Ironically, part of the reason for that is better communications.
There was a time when Congressmen accepted a basic responsibility to keep the government running. Yeah, during wars or national crises, we might run a debt, but the long term mode was you decided how much money you could bring in and the amount of money you brought in was how much you had to spend.
Congressmen made deals to do as well for their districts as they could, but there were usually no serious consequences if they didn't succeed. Regardless of success or failure, they'd go back and tell their voters whatever they wanted to and how were voters to know if they were telling the truth or lying.
Nowadays, voters know what their Congressmen have done or not done and hold them accountable. It's important to people in Congress that everyone in Congress win because losing half the time could get them all fired by their voters. Hence, these agreements where "I'll let you win lower taxes if you let me win higher earned income credit" type agreements.
Of course, that's changing, too, as special interest groups start holding Congressmen an even stricter level of accountability.

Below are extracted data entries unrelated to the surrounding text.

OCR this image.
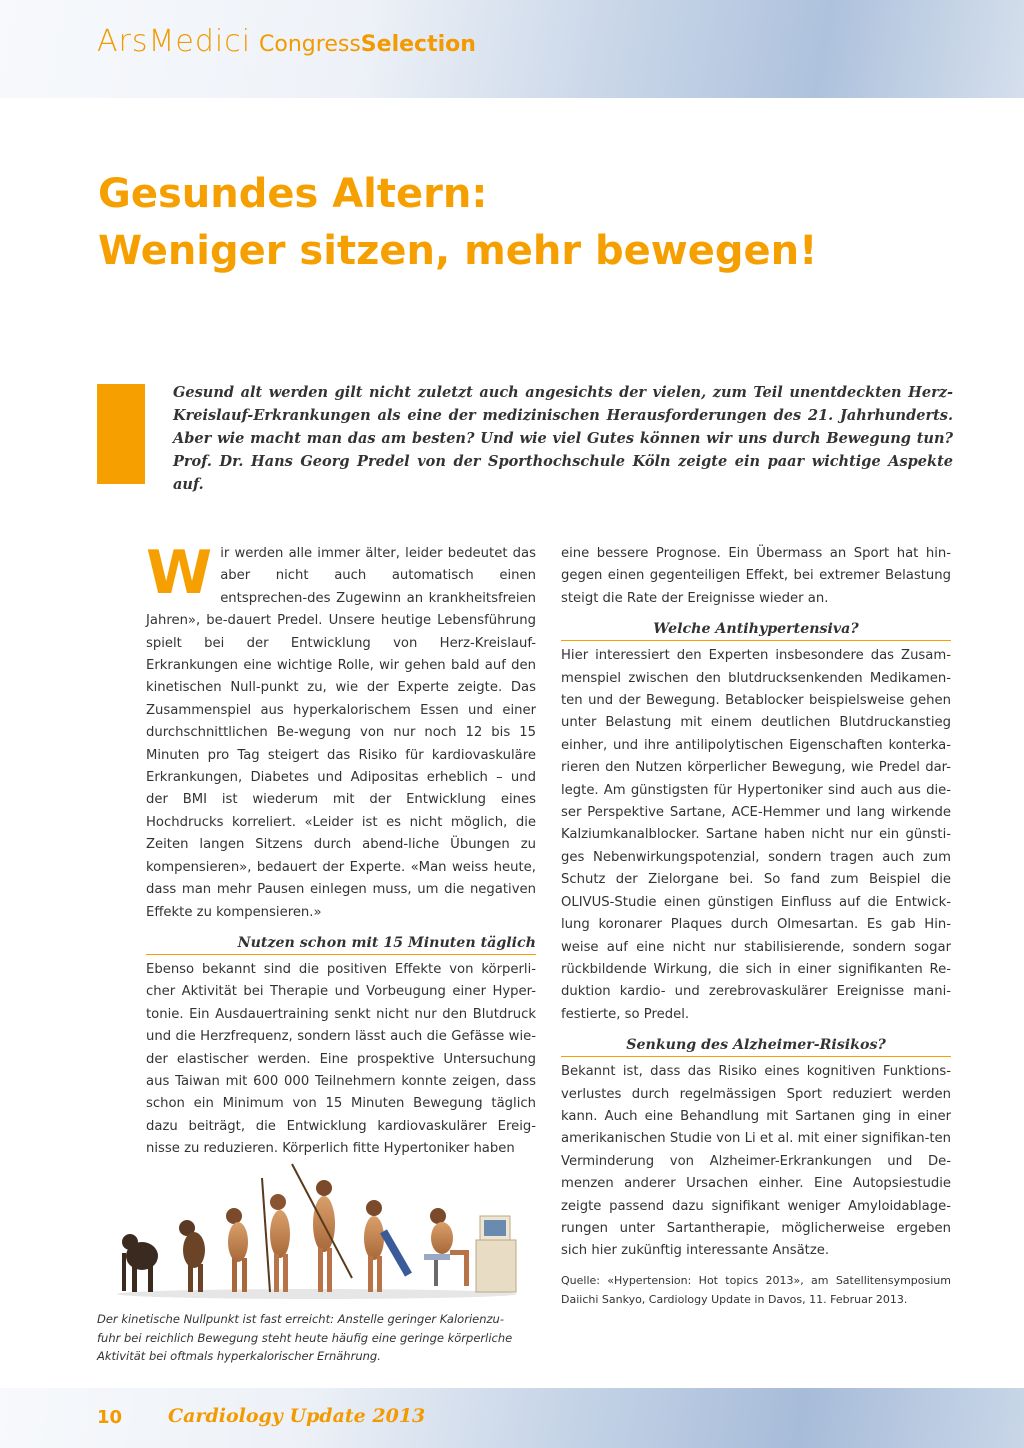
ArsMedici Congress Selection
Gesundes Altern:
Weniger sitzen, mehr bewegen!

Gesund alt werden gilt nicht zuletzt auch angesichts der vielen, zum Teil unentdeckten Herz-Kreislauf-Erkrankungen als eine der medizinischen Herausforderungen des 21. Jahrhunderts. Aber wie macht man das am besten? Und wie viel Gutes können wir uns durch Bewegung tun? Prof. Dr. Hans Georg Predel von der Sporthochschule Köln zeigte ein paar wichtige Aspekte auf.

Wir werden alle immer älter, leider bedeutet das aber nicht auch automatisch einen entsprechen-des Zugewinn an krankheitsfreien Jahren», be-dauert Predel. Unsere heutige Lebensführung spielt bei der Entwicklung von Herz-Kreislauf-Erkrankungen eine wichtige Rolle, wir gehen bald auf den kinetischen Null-punkt zu, wie der Experte zeigte. Das Zusammenspiel aus hyperkalorischem Essen und einer durchschnittlichen Be-wegung von nur noch 12 bis 15 Minuten pro Tag steigert das Risiko für kardiovaskuläre Erkrankungen, Diabetes und Adipositas erheblich – und der BMI ist wiederum mit der Entwicklung eines Hochdrucks korreliert. «Leider ist es nicht möglich, die Zeiten langen Sitzens durch abend-liche Übungen zu kompensieren», bedauert der Experte. «Man weiss heute, dass man mehr Pausen einlegen muss, um die negativen Effekte zu kompensieren.»

Nutzen schon mit 15 Minuten täglich

Ebenso bekannt sind die positiven Effekte von körperli-cher Aktivität bei Therapie und Vorbeugung einer Hyper-tonie. Ein Ausdauertraining senkt nicht nur den Blutdruck und die Herzfrequenz, sondern lässt auch die Gefässe wie-der elastischer werden. Eine prospektive Untersuchung aus Taiwan mit 600 000 Teilnehmern konnte zeigen, dass schon ein Minimum von 15 Minuten Bewegung täglich dazu beiträgt, die Entwicklung kardiovaskulärer Ereig-nisse zu reduzieren. Körperlich fitte Hypertoniker haben

eine bessere Prognose. Ein Übermass an Sport hat hin-gegen einen gegenteiligen Effekt, bei extremer Belastung steigt die Rate der Ereignisse wieder an.

Welche Antihypertensiva?

Hier interessiert den Experten insbesondere das Zusam-menspiel zwischen den blutdrucksenkenden Medikamen-ten und der Bewegung. Betablocker beispielsweise gehen unter Belastung mit einem deutlichen Blutdruckanstieg einher, und ihre antilipolytischen Eigenschaften konterka-rieren den Nutzen körperlicher Bewegung, wie Predel dar-legte. Am günstigsten für Hypertoniker sind auch aus die-ser Perspektive Sartane, ACE-Hemmer und lang wirkende Kalziumkanalblocker. Sartane haben nicht nur ein günsti-ges Nebenwirkungspotenzial, sondern tragen auch zum Schutz der Zielorgane bei. So fand zum Beispiel die OLIVUS-Studie einen günstigen Einfluss auf die Entwick-lung koronarer Plaques durch Olmesartan. Es gab Hin-weise auf eine nicht nur stabilisierende, sondern sogar rückbildende Wirkung, die sich in einer signifikanten Re-duktion kardio- und zerebrovaskulärer Ereignisse mani-festierte, so Predel.

Senkung des Alzheimer-Risikos?

Bekannt ist, dass das Risiko eines kognitiven Funktions-verlustes durch regelmässigen Sport reduziert werden kann. Auch eine Behandlung mit Sartanen ging in einer amerikanischen Studie von Li et al. mit einer signifikan-ten Verminderung von Alzheimer-Erkrankungen und De-menzen anderer Ursachen einher. Eine Autopsiestudie zeigte passend dazu signifikant weniger Amyloidablage-rungen unter Sartantherapie, möglicherweise ergeben sich hier zukünftig interessante Ansätze.

Quelle: «Hypertension: Hot topics 2013», am Satellitensymposium Daiichi Sankyo, Cardiology Update in Davos, 11. Februar 2013.
Der kinetische Nullpunkt ist fast erreicht: Anstelle geringer Kalorienzu-fuhr bei reichlich Bewegung steht heute häufig eine geringe körperliche Aktivität bei oftmals hyperkalorischer Ernährung.
10 Cardiology Update 2013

It's getting to the point where Congressmen aren't being held accountable for losing - they're being held accountable for not burning down the houses of their enemies. Don't know whether things are changing for better or worse, but they are changing.
In some ways, I feel like we're moving from a representative republic run by professionals (even if some of those professionals are corrupt) to a direct democracy of amateurs.
Which isn't saying voters are stupid. It's asking how many voters have the ability to hold down a full time job, plus become an expert on how to run the government of the world's major superpower. I'm wondering if we weren't a little better off when we knew a little less and the professionals had the freedom to do what they pleased.